I hadn’t realised what an impact I’d made with the game or my coding skills until decades later when my school friend Jon Ward returned to the UK for a visit. When we met up he remembered all this, bringing up the game and how good I was in the computing lessons. It was very flattering.

Author probably has the honour of being the first ever word processor I ever owned and used!

Finally the official Commodore modem for the C64. Mum and Dad got me that for Christmas. A decision they would later regret. Later being three months later when that quarters phone bill came in.

You see Mum and Dad had no idea what a modem was or that it used the phone line.

Try and imagine one morning waking up. That days post dropping through the letterbox before 8am. Yeah that’s how far back we’ve gone to a functioning, reliable (well compared todays offering) postal service. Opening up the post and seeing a bill from BT for over three pounds.

Yeah I’d hit the phone pretty hard. I’d developed a serious Compunet habit downloading demoes etc.

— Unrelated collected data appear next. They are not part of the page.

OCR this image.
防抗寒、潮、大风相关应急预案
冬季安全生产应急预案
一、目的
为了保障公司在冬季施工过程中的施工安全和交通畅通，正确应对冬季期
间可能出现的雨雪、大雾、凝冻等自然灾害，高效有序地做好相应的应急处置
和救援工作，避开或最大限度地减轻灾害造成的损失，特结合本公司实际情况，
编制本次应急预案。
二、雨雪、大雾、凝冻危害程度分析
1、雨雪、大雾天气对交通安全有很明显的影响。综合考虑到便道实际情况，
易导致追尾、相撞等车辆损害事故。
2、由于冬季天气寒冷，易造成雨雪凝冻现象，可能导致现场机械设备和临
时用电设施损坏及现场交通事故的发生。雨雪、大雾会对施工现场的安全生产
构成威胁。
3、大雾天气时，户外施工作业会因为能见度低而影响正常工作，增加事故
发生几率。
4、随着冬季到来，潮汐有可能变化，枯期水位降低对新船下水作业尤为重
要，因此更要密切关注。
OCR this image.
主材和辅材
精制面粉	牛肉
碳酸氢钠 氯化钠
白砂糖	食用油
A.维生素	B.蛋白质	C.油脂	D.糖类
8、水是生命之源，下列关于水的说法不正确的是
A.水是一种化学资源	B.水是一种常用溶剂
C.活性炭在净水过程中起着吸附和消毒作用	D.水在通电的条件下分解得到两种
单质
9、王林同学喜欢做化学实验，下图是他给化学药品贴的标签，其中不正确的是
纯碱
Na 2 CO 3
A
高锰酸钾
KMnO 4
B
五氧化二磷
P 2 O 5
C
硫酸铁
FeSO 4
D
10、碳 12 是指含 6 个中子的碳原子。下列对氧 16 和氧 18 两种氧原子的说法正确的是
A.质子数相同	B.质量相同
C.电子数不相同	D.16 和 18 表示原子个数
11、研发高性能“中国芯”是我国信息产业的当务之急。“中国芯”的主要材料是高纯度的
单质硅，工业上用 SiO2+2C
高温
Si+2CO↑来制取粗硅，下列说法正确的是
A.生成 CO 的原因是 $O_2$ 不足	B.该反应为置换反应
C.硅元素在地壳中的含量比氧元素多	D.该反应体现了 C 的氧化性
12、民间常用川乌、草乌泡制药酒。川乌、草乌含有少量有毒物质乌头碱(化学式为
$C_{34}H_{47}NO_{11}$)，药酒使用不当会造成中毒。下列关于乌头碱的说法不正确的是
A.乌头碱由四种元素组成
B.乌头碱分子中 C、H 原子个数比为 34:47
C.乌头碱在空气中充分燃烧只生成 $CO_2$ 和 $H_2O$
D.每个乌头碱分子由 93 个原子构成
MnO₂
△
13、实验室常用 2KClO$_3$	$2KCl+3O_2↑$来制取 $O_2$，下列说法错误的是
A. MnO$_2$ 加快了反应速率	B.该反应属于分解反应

Well Mum and especially Dad were more than a little pissed off. Getting Dad angry was the quickest way to lowering your life expectancy.

Obviously my online activities were seriously curtailed from that point on.

But it was Nan that really saved my bacon (as she has always done). She let Mum and Dad have the money to help with the phone bill I’d rung up with the modem.

There were other gems in the box too. But I’ll save them for another day.